Evergrandes Probleme begannen spätestens im August 2020. Damals erließ Chinas Zentralregierung neue Regeln für Baukonzerne mit dem Ziel, die hohe Verschuldung in der Branche zu senken. Dazu gehörte die Einführung von Kriterien zur Messung des Verschuldungsgrades ("drei rote Linien"). Evergrande gelang es bisher nicht, die Regeln einzuhalten, was den Aktienkurs sinken ließ.

Im Juni dann war Evergrande mit Zinszahlungen für Anleihen in Verzug geraten. Als die Ratingagenturen Moody's, Fitch und China Chengxin International (CCXI) ihre Bonitätsnoten herunterstuften, nahm der Druck auf den Konzern weiter zu.

Vor rund zwei Wochen warnte Evergrande dann erstmals selbst vor Liquiditäts- und Ausfallrisiken, falls es nicht gelingen sollte, die Bautätigkeit wieder aufzunehmen, Beteiligungen zu verkaufen und Kredite zu erneuern.

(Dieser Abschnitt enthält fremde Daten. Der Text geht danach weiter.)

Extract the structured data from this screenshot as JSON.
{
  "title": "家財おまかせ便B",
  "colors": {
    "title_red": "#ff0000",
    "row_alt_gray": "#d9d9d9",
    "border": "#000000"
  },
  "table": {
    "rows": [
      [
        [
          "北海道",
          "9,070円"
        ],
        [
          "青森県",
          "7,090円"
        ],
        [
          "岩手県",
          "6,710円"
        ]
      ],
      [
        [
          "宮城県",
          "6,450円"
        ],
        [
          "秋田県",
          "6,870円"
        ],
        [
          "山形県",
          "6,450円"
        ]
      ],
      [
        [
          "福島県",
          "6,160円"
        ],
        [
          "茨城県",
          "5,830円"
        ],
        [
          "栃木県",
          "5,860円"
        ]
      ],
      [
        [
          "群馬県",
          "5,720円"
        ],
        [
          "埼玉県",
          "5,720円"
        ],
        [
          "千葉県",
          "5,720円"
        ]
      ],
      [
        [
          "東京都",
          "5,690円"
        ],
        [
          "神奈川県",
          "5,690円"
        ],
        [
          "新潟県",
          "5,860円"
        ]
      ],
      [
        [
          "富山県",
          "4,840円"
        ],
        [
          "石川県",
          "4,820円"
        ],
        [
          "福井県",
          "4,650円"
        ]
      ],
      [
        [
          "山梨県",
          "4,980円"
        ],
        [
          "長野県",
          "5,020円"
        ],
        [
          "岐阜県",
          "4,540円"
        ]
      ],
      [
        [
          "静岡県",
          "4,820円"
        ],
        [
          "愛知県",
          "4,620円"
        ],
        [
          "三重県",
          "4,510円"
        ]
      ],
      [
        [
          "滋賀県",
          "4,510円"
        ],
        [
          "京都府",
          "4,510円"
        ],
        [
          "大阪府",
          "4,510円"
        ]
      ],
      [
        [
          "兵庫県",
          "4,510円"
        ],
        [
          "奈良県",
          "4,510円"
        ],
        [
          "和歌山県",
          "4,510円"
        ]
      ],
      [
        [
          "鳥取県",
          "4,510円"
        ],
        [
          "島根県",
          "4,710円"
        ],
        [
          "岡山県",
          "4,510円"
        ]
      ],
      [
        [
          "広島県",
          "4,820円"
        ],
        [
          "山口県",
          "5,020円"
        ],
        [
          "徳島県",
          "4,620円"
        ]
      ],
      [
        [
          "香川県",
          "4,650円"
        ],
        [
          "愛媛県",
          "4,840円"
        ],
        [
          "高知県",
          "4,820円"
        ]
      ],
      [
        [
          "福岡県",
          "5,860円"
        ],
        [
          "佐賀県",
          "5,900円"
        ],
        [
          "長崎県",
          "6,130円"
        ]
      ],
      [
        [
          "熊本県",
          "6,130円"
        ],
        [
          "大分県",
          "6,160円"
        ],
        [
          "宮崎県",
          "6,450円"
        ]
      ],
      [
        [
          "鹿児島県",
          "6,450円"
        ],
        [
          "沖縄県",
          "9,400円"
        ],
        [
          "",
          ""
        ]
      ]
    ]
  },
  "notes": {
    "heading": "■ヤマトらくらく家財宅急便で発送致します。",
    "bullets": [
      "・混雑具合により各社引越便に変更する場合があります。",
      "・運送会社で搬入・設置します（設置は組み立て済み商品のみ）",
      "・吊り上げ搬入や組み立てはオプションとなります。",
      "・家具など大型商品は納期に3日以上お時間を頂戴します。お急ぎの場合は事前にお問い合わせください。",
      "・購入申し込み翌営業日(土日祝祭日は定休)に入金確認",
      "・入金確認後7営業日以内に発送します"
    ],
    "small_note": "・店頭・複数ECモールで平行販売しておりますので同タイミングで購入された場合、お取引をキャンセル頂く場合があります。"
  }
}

Nach Schätzungen der Wirtschaftsberatung Capital Economics muss Evergrande Stand Ende Juni rund 1,4 Millionen Häuser und Wohnungen fertigstellen, für die es umgerechnet rund 200 Milliarden US-Dollar an Vorauszahlungen erhalten hat.

Gefahr für Partei und Finanzsystem

Und es gibt Sorgen, dass die Probleme bei Evergrande auf andere Baufirmen überspringen. Das Volumen des chinesischen Immobiliensektor, der seit den 1990er Jahren enorm gewachsen ist, beträgt inzwischen mehr als ein Viertel der chinesischen Wirtschaftsleistung.

China 100. Jahrestag der Kommunistischen Partei
Ein Bankrott von Evergrande wäre auch für Staats- und Parteichef Xi Jinping ein Problem Bild: Li Xueren/XinHua/dpa/picture alliance

"Der Bankrott von Evergrande wäre die größte Belastung für Chinas Finanzsystem seit Jahren", sagte Mark Williams, Chefvolkswirt für Asien bei Capital Economics, der Nachrichtenagentur AFP.

Williams sagt, er könne an den Finanzmärkten noch keine Anzeichen großer Nervosität erkennen und glaubt, dass eine Umschuldung bei Evergrande und ein Verkauf unvollendeter Immobilienprojekte an andere Entwicklung derzeit das "wahrscheinlichste Szenario" sei.

Eine zentrale Frage ist auch, welche Rolle Chinas Zentralregierung bei einer drohenden Pleite spielt. Denn neben wirtschaftlichen Auswirkungen wäre ein Bankrott auch gefährlich für die soziale Stabilität, die sich die Führung der Kommunistischen Partei auf die Fahnen schreibt. Schon die Bilder protestierender Wohnungskäufer vor der Evergrande-Zentrale dürften in Peking für Unmut gesorgt haben.


Anm. d. Red: Der Artikel wurde aktualisiert um die Herkunft der Schulden des Unternehmens genauer aufzuschlüsseln.